Delta 100 in 4x5 sheet and 120 roll dev. in DiXactol single bath for 8min.(N). Very similar to Pyro, superb sharpness, long tonal range with excellent zone 2/3 shadow detail and VIII highlight detail. This dev. is very forgiving of under/over exposure and has better keeping properties then Pyro. Barry Thornton (barrythornton.com) who devised this dev. recommends Delta 100 in 35mm and HP5+ in sheet and 120. Worth looking into.
-- Trevor Crone (email@example.com), November 05, 2000.
After years of using Ektapan and APX100 processed in HC110 dilution B I am now switching to Ilford FP4/HP5+ processed in PMK Pyro. Because I photograph the Southwest landscape as well as portraits and architechture I'm currently leaning toward HP5+ for it's increased speed. This also allows me to use the same film in 14x17, 11x14, 4x10, and 8x10. If wind is not a constant consideration for your work and therfore you can use a slower film I would investigate FP4, in PMK Pyro for wonderful grain as well as tonality. In which case Freestyle Sales would be the lowest cost supplier.

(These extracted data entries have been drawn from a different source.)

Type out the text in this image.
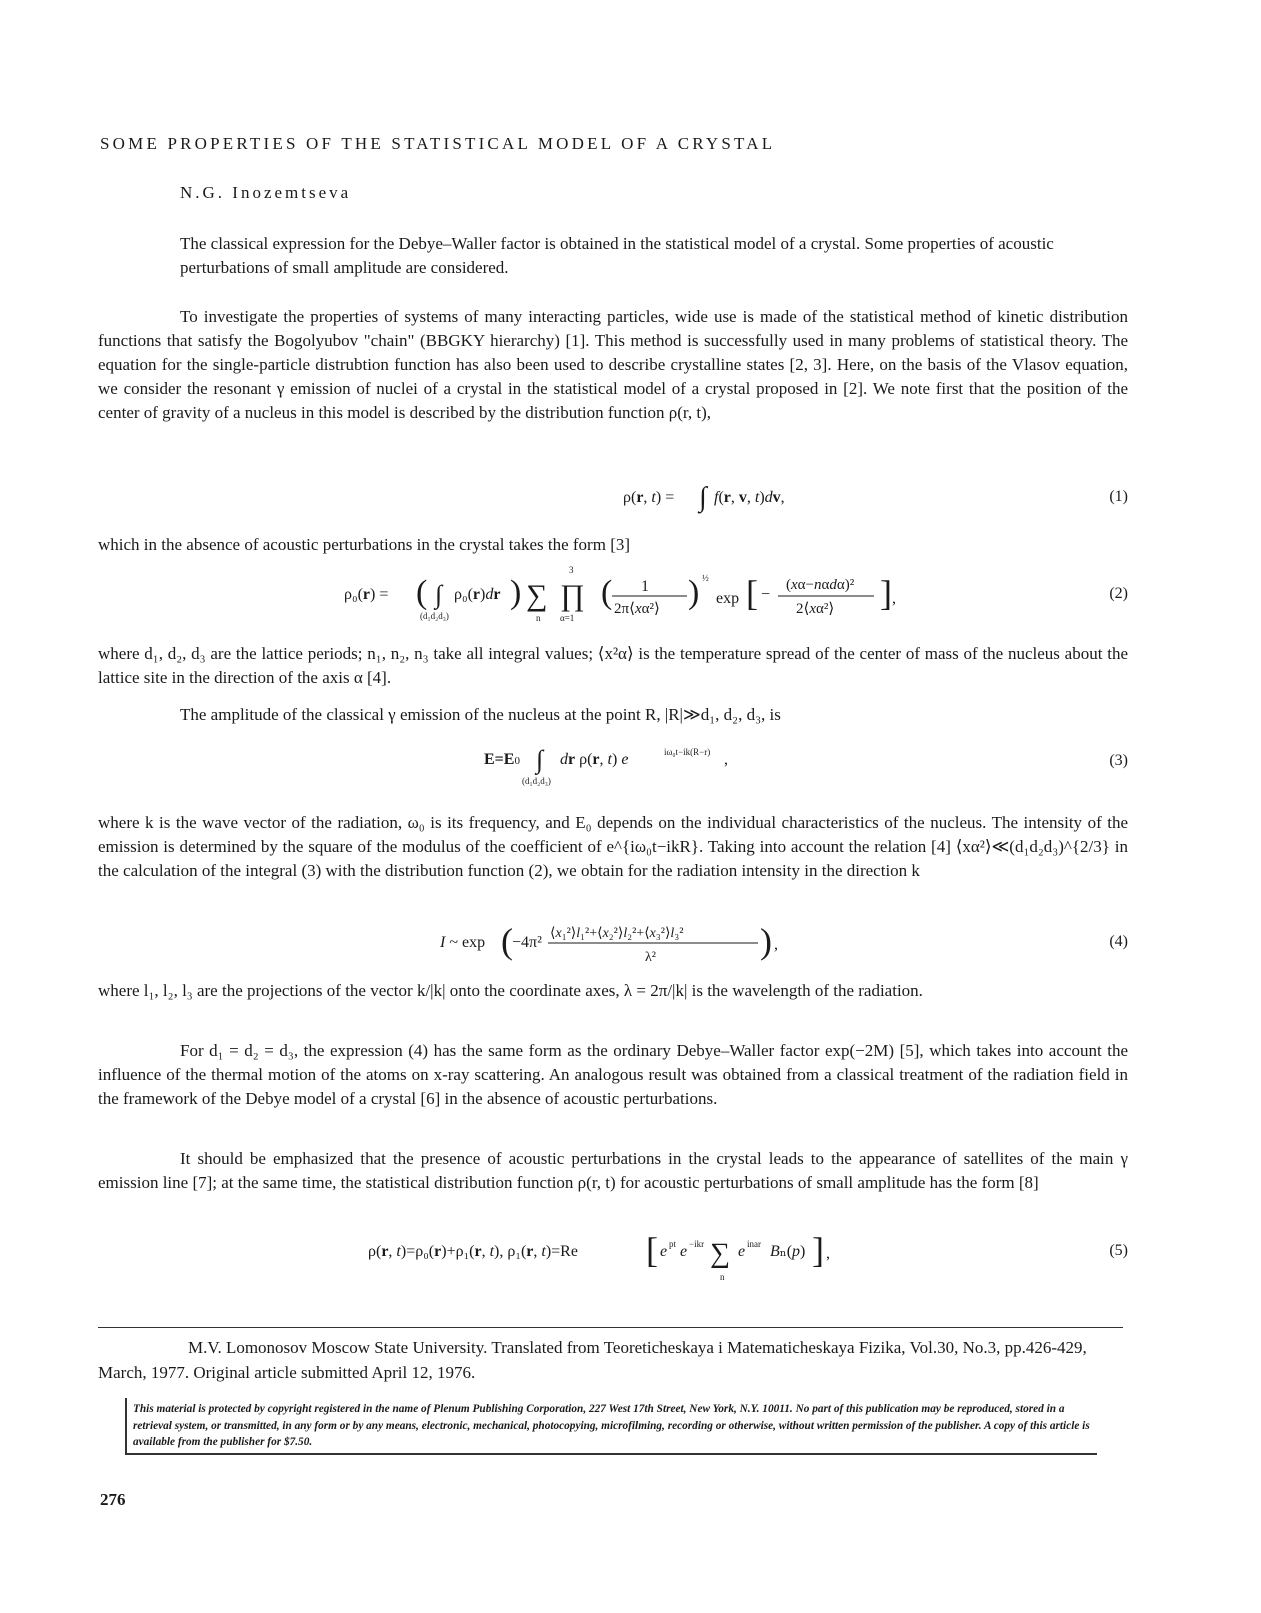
SOME PROPERTIES OF THE STATISTICAL MODEL OF A CRYSTAL
N.G. Inozemtseva
The classical expression for the Debye–Waller factor is obtained in the statistical model of a crystal. Some properties of acoustic perturbations of small amplitude are considered.
To investigate the properties of systems of many interacting particles, wide use is made of the statistical method of kinetic distribution functions that satisfy the Bogolyubov "chain" (BBGKY hierarchy) [1]. This method is successfully used in many problems of statistical theory. The equation for the single-particle distrubtion function has also been used to describe crystalline states [2, 3]. Here, on the basis of the Vlasov equation, we consider the resonant γ emission of nuclei of a crystal in the statistical model of a crystal proposed in [2]. We note first that the position of the center of gravity of a nucleus in this model is described by the distribution function ρ(r, t),
ρ(r, t) = ∫ f(r, v, t)dv,	(1)
which in the absence of acoustic perturbations in the crystal takes the form [3]
ρ₀(r) = ( ∫
(d₁d₂d₃)
ρ₀(r)dr ) ∑
n
∏
3
α=1
( 1
2π⟨xα²⟩ ) ½
exp [ −
(xα−nαdα)²
2⟨xα²⟩ ] ,	(2)
where d₁, d₂, d₃ are the lattice periods; n₁, n₂, n₃ take all integral values; ⟨x²α⟩ is the temperature spread of the center of mass of the nucleus about the lattice site in the direction of the axis α [4].
The amplitude of the classical γ emission of the nucleus at the point R, |R|≫d₁, d₂, d₃, is
E=E0 ∫
(d₁d₂d₃)
dr ρ(r, t) e	iω₀t−ik(R−r) ,	(3)
where k is the wave vector of the radiation, ω₀ is its frequency, and E₀ depends on the individual characteristics of the nucleus. The intensity of the emission is determined by the square of the modulus of the coefficient of e^{iω₀t−ikR}. Taking into account the relation [4] ⟨xα²⟩≪(d₁d₂d₃)^{2/3} in the calculation of the integral (3) with the distribution function (2), we obtain for the radiation intensity in the direction k
I ~ exp ( −4π²
⟨x₁²⟩l₁²+⟨x₂²⟩l₂²+⟨x₃²⟩l₃²
λ²	) ,	(4)
where l₁, l₂, l₃ are the projections of the vector k/|k| onto the coordinate axes, λ = 2π/|k| is the wavelength of the radiation.
For d₁ = d₂ = d₃, the expression (4) has the same form as the ordinary Debye–Waller factor exp(−2M) [5], which takes into account the influence of the thermal motion of the atoms on x-ray scattering. An analogous result was obtained from a classical treatment of the radiation field in the framework of the Debye model of a crystal [6] in the absence of acoustic perturbations.
It should be emphasized that the presence of acoustic perturbations in the crystal leads to the appearance of satellites of the main γ emission line [7]; at the same time, the statistical distribution function ρ(r, t) for acoustic perturbations of small amplitude has the form [8]
ρ(r, t)=ρ₀(r)+ρ₁(r, t), ρ₁(r, t)=Re [ e pt e −ikr ∑
n
e inar Bₙ(p) ] ,	(5)
M.V. Lomonosov Moscow State University. Translated from Teoreticheskaya i Matematicheskaya Fizika, Vol.30, No.3, pp.426-429, March, 1977. Original article submitted April 12, 1976.
This material is protected by copyright registered in the name of Plenum Publishing Corporation, 227 West 17th Street, New York, N.Y. 10011. No part of this publication may be reproduced, stored in a retrieval system, or transmitted, in any form or by any means, electronic, mechanical, photocopying, microfilming, recording or otherwise, without written permission of the publisher. A copy of this article is available from the publisher for $7.50.
276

-- JDMcglasson (firstname.lastname@example.org), November 05, 2000.
Another vote for FP4+ & FP5+ in PMK Pyro.
-- Don Sparks (Harleyman7@aol.com), November 05, 2000.
So I guess people know the fireworks about Pyro. Well we know it goes well with FP4+ and HP5+. However is the long exposure characteristics of T-Max the main reason why people use it?
-- David Payumo (email@example.com), November 05, 2000.
I vote for FP4+ in Rodinol. Ridiculously sharp results and very pleasing image characteristics.
-- Dave Munson (firstname.lastname@example.org), November 05, 2000.
Ansco Isopan in Harold Harvey's Panthermic 777.
-- Bill Mitchell (email@example.com), November 05, 2000.
Try some ordinary things that can give extrordinary results...APX-25 in Rodinal, Plus-X in ID-11, HP-5 in either one, depending on what you need it to do. I tend to get better results with greater dilution.
-- Steve Clark (Poophappens@aol.com), November 05, 2000.
Dave, PMK with FP4 and HP5 is a great combo, I also use TMAX 100 with PMK for incredibly sharp results.
In MF try agfa 25 with PMK.
It's hard to pick one single film choice.
-- Dave Anton (firstname.lastname@example.org), November 05, 2000.
About PMK Pyro. I immediately did some research and boy is Pyro dangerous. Easily fatal if ingested. If you have children (as I do) do not use this for your home darkroom. I will consider using Pyro once my children are older. In the mean time, can anyone recommend any safer substitute that has similar properties to PMK?
-- Pat Brouillette (email@example.com), January 11, 2001.
> Panthermic 777
Do you have a source or formula for it?
-- John Hicks (firstname.lastname@example.org), January 11, 2001.
As far as I know, Bluegrass Packing is the only source for Panthermic 777. I love this stuff in combination with my 35mm tri-x. If anyone knows the formula I would like to have that.
-- Rick Droz (RDROZ@bigpond.com.kh), May 24, 2001.
Sorry, that was Bluegrass Packing, 12720-D Westport Rd. Louisville, Ky 40245. I haven't ordered from them in well over a year and am not sure they still handle it. I'm currently living and working in Cambodia and am a bit out of touch. If anyone does know a source of this formula, I feel that would work for me better than having it in the package.